Centro da vida judaica na capital do Mississippi danificado por ataque incendiário
Um incêndio de origem criminosa no fim de semana, que danificou gravemente a biblioteca e os escritórios administrativos da histórica sinagoga de Beth Israel tornou tudo muito mais difícil para a vida dos judeus na capital do Mississippi.
Aos judeus faz-lhes lembrar uma era de mais de meio século atrás, quando a Ku Klux Klan bombardeou a sinagoga de Jackson, Mississippi, devido ao apoio do seu rabino aos direitos civis.
Com apenas algumas centenas de pessoas na comunidade, nunca foi particularmente fácil ser judeu na capital do Mississippi, mas os membros da Congregação Beth Israel sentiam um orgulho especial em manter vivas as suas tradições no coração do Deep South.
Na manhã de hoje, as autoridades ainda não tinham divulgado publicamente o nome de um suspeito, que foi detido, mas o FBI prometeu divulgar mais informações ao longo do dia.
Uma fita policial amarela bloqueava hoje as entradas do edifício da sinagoga, que estava rodeado de vidros partidos e fuligem. Buquês de flores foram colocados no chão à entrada do edifício, incluindo uma com uma nota que dizia: "Lamento muito."
Imagens de câmaras de segurança divulgadas também hoje pela sinagoga mostraram uma pessoa mascarada e de capuz a usar um boião de gasolina a derramar um líquido no chão e num sofá no hall do edifício.
O presidente da congregação, Zach Shemper, prometeu reconstruir a sinagoga e disse que várias igrejas tinham oferecido os seus espaços para cultos durante o processo de reconstrução.
"Como única sinagoga de Jackson, Beth Israel é uma instituição querida, e é o convívio dos nossos vizinhos e da comunidade alargada que nos ajudará a ultrapassar isto", afirmou Shemper.
Com exceção do cemitério, todos os aspetos da vida judaica em Jackson estavam sob o teto de Beth Israel.

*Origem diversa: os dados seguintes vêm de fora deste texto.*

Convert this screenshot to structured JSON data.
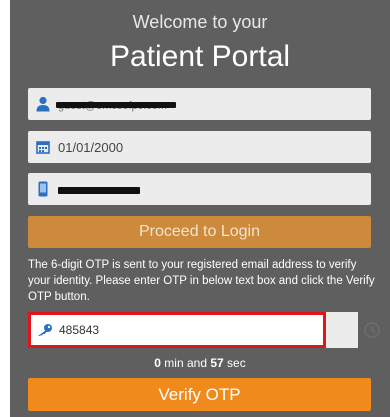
{
  "header": {
    "welcome": "Welcome to your",
    "title": "Patient Portal"
  },
  "form": {
    "email_value": "guest@emcsofpc.com",
    "dob_value": "01/01/2000",
    "phone_value": "",
    "proceed_label": "Proceed to Login"
  },
  "otp": {
    "info": "The 6-digit OTP is sent to your registered email address to verify your identity. Please enter OTP in below text box and click the Verify OTP button.",
    "value": "485843",
    "timer_min": "0",
    "timer_min_label": "min and",
    "timer_sec": "57",
    "timer_sec_label": "sec",
    "verify_label": "Verify OTP"
  },
  "colors": {
    "panel": "#5f5f5f",
    "proceed": "#cd8a3c",
    "verify": "#f08a1c",
    "otp_border": "#e0141b",
    "icon_blue": "#2b6fc1"
  },
  "icons": {
    "email": "user-icon",
    "dob": "calendar-icon",
    "phone": "mobile-phone-icon",
    "otp": "key-icon",
    "resend": "refresh-icon"
  }
}
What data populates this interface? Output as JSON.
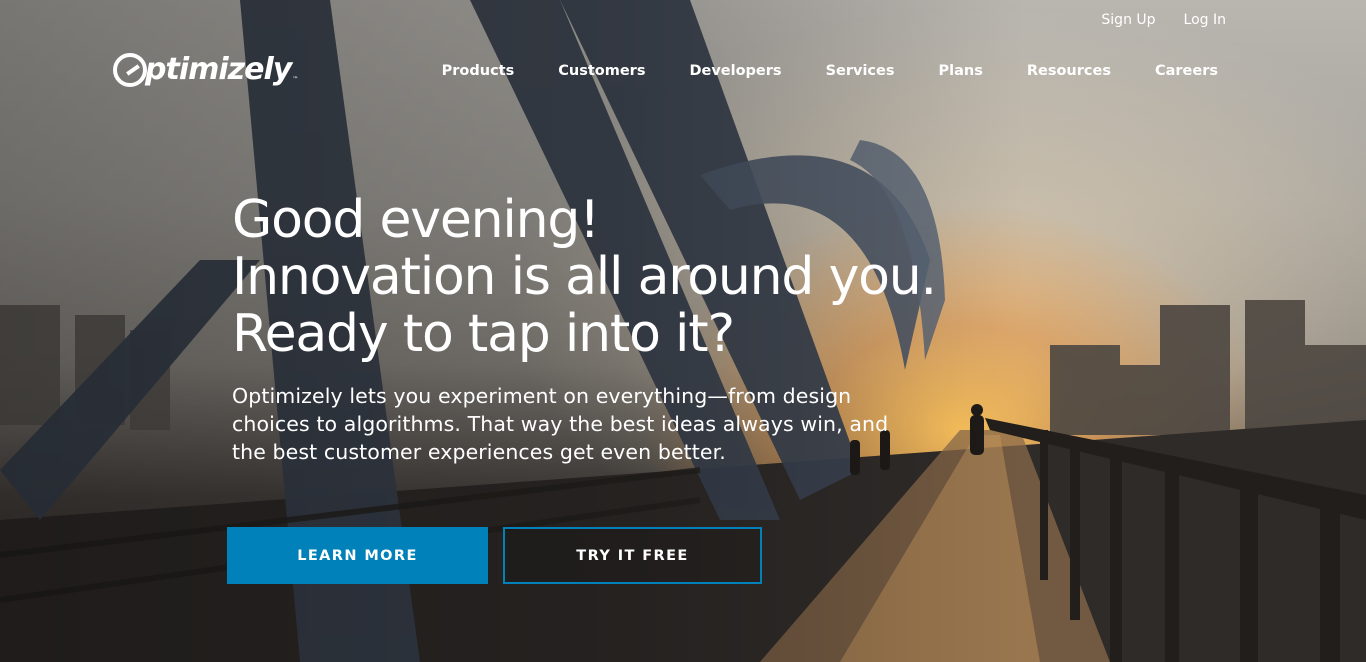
{
  "header": {
    "logo_text": "ptimizely",
    "logo_tm": "™",
    "top_links": [
      "Sign Up",
      "Log In"
    ],
    "nav": [
      "Products",
      "Customers",
      "Developers",
      "Services",
      "Plans",
      "Resources",
      "Careers"
    ]
  },
  "hero": {
    "headline": [
      "Good evening!",
      "Innovation is all around you.",
      "Ready to tap into it?"
    ],
    "subtext": [
      "Optimizely lets you experiment on everything—from design",
      "choices to algorithms. That way the best ideas always win, and",
      "the best customer experiences get even better."
    ],
    "learn_more_label": "LEARN MORE",
    "try_free_label": "TRY IT FREE"
  },
  "colors": {
    "accent": "#0081ba",
    "text": "#ffffff"
  }
}
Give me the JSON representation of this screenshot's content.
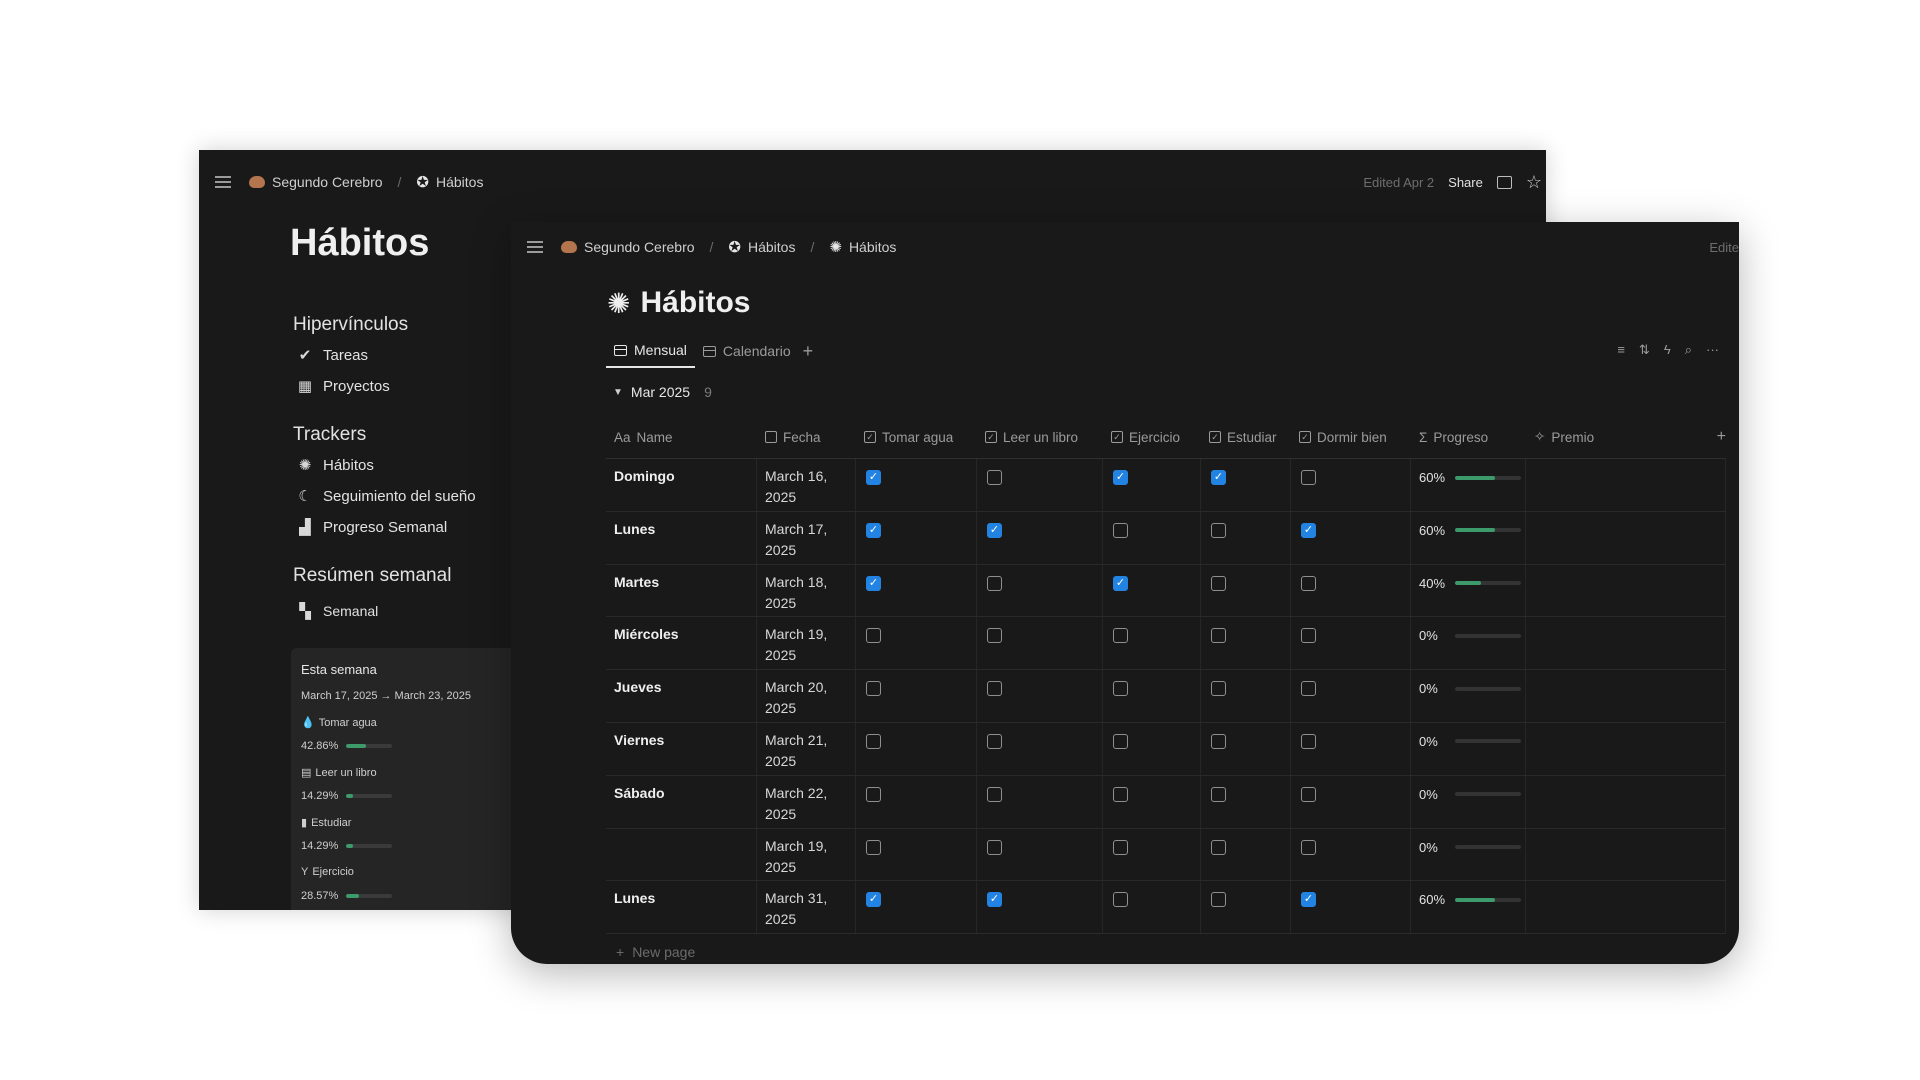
{
  "back": {
    "breadcrumb": [
      "Segundo Cerebro",
      "Hábitos"
    ],
    "edited": "Edited Apr 2",
    "share": "Share",
    "title": "Hábitos",
    "sections": [
      {
        "heading": "Hipervínculos",
        "links": [
          {
            "icon": "checklist-icon",
            "label": "Tareas"
          },
          {
            "icon": "projects-icon",
            "label": "Proyectos"
          }
        ]
      },
      {
        "heading": "Trackers",
        "links": [
          {
            "icon": "sparkle-gear-icon",
            "label": "Hábitos"
          },
          {
            "icon": "moon-icon",
            "label": "Seguimiento del sueño"
          },
          {
            "icon": "chart-icon",
            "label": "Progreso Semanal"
          }
        ]
      },
      {
        "heading": "Resúmen semanal",
        "links": [
          {
            "icon": "gallery-icon",
            "label": "Semanal"
          }
        ]
      }
    ],
    "week_card": {
      "title": "Esta semana",
      "range": "March 17, 2025 → March 23, 2025",
      "stats": [
        {
          "label": "Tomar agua",
          "icon": "drop-icon",
          "pct_text": "42.86%",
          "value": 0.4286
        },
        {
          "label": "Leer un libro",
          "icon": "book-icon",
          "pct_text": "14.29%",
          "value": 0.1429
        },
        {
          "label": "Estudiar",
          "icon": "document-icon",
          "pct_text": "14.29%",
          "value": 0.1429
        },
        {
          "label": "Ejercicio",
          "icon": "exercise-icon",
          "pct_text": "28.57%",
          "value": 0.2857
        }
      ]
    }
  },
  "front": {
    "breadcrumb": [
      "Segundo Cerebro",
      "Hábitos",
      "Hábitos"
    ],
    "edited_partial": "Edite",
    "title": "Hábitos",
    "views": [
      "Mensual",
      "Calendario"
    ],
    "group": {
      "label": "Mar 2025",
      "count": "9"
    },
    "columns": {
      "name": "Name",
      "name_prefix": "Aa",
      "fecha": "Fecha",
      "agua": "Tomar agua",
      "libro": "Leer un libro",
      "ejercicio": "Ejercicio",
      "estudiar": "Estudiar",
      "dormir": "Dormir bien",
      "progreso": "Progreso",
      "premio": "Premio"
    },
    "rows": [
      {
        "name": "Domingo",
        "date1": "March 16,",
        "date2": "2025",
        "checks": [
          true,
          false,
          true,
          true,
          false
        ],
        "pct_text": "60%",
        "value": 0.6
      },
      {
        "name": "Lunes",
        "date1": "March 17,",
        "date2": "2025",
        "checks": [
          true,
          true,
          false,
          false,
          true
        ],
        "pct_text": "60%",
        "value": 0.6
      },
      {
        "name": "Martes",
        "date1": "March 18,",
        "date2": "2025",
        "checks": [
          true,
          false,
          true,
          false,
          false
        ],
        "pct_text": "40%",
        "value": 0.4
      },
      {
        "name": "Miércoles",
        "date1": "March 19,",
        "date2": "2025",
        "checks": [
          false,
          false,
          false,
          false,
          false
        ],
        "pct_text": "0%",
        "value": 0
      },
      {
        "name": "Jueves",
        "date1": "March 20,",
        "date2": "2025",
        "checks": [
          false,
          false,
          false,
          false,
          false
        ],
        "pct_text": "0%",
        "value": 0
      },
      {
        "name": "Viernes",
        "date1": "March 21,",
        "date2": "2025",
        "checks": [
          false,
          false,
          false,
          false,
          false
        ],
        "pct_text": "0%",
        "value": 0
      },
      {
        "name": "Sábado",
        "date1": "March 22,",
        "date2": "2025",
        "checks": [
          false,
          false,
          false,
          false,
          false
        ],
        "pct_text": "0%",
        "value": 0
      },
      {
        "name": "",
        "date1": "March 19,",
        "date2": "2025",
        "checks": [
          false,
          false,
          false,
          false,
          false
        ],
        "pct_text": "0%",
        "value": 0
      },
      {
        "name": "Lunes",
        "date1": "March 31,",
        "date2": "2025",
        "checks": [
          true,
          true,
          false,
          false,
          true
        ],
        "pct_text": "60%",
        "value": 0.6
      }
    ],
    "new_page": "New page"
  },
  "colors": {
    "accent": "#2383e2",
    "progress": "#3d9a6b",
    "bg": "#191919"
  }
}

O edifício moderno, de meados do século, não só abrigava a congregação, como também a Federação Judaica, uma entidade prestadora de serviços sociais e de filantropia sem fins lucrativos, o núcleo da vida institucional judaica na maioria das cidades dos EUA.
O edifício também acolhia o Instituto da Vida Judaica do Sul, que dá recursos às comunidades judaicas em 13 estados do sul.
Um memorial do Holocausto estava ao ar livre, atrás do edifício da sinagoga.
Como crianças judaicas de todo o Sul têm frequentado o campo de verão durante décadas, em Utica, Mississippi, a cerca de 48 quilómetros a sudoeste de Jackson, muitos mantêm uma ligação afetuosa ao estado e à sua comunidade judaica.
"Jackson é a cidade capital, e essa sinagoga é a sinagoga principal no Mississippi", disse o Rabino Gary Zola, um historiador do judaísmo americano que lecionou no Hebrew Union College em Cincinnati.
"Eu chamaria de a principal, embora, quando falamos de lugares como Nova Iorque e Los Angeles, provavelmente pareça uma cidadezinha", realçou.
A congregação estava tão empenhada em manter a vida judaica em Jackson que, quando o seu rabino residente se ausentou recentemente, os congregantes decidiram pagar a formação rabínica de vários anos do seu solista cantor, Benjamin Russell, para que Beth Israel pudesse manter um líder religioso em tempo inteiro, formado no seminário.
Beth Israel, como congregação, foi fundada em 1860 e adquiriu a sua primeira propriedade, onde construiu a primeira sinagoga do Mississippi após a Guerra Civil.
Em 1967, a sinagoga mudou-se para a sua localização atual, onde foi bombardeada por membros locais da Ku Klux Klan pouco tempo depois da mudança.
Dois meses depois, a casa do líder da sinagoga, o rabino Perry Nussbaum, foi bombardeada devido à sua pronunciada oposição à segregação e ao racismo.
O incêndio deste fim de semana devastou a Congregação Beth Israel pouco depois das 03:00 da manhã de sábado, disseram as autoridades.
Nenhum congregante ou bombeiro ficou ferido no incêndio. Os bombeiros chegaram ao local e encontraram chamas a sair das janelas e todas as portas da sinagoga trancadas, conforme o departamento de bombeiros.
Uma Torá que sobreviveu ao Holocausto estava protegida por vidro e não sofreu danos no incêndio, segundo a congregação.
Cinco Torás, os rolos sagrados com o texto dos primeiros cinco livros da Bíblia Hebraica, dentro do santuário estavam a ser avaliados por danos causados pelo fumo. Duas Torás dentro da biblioteca, onde os danos foram mais graves, foram destruídas, segundo um representante da sinagoga.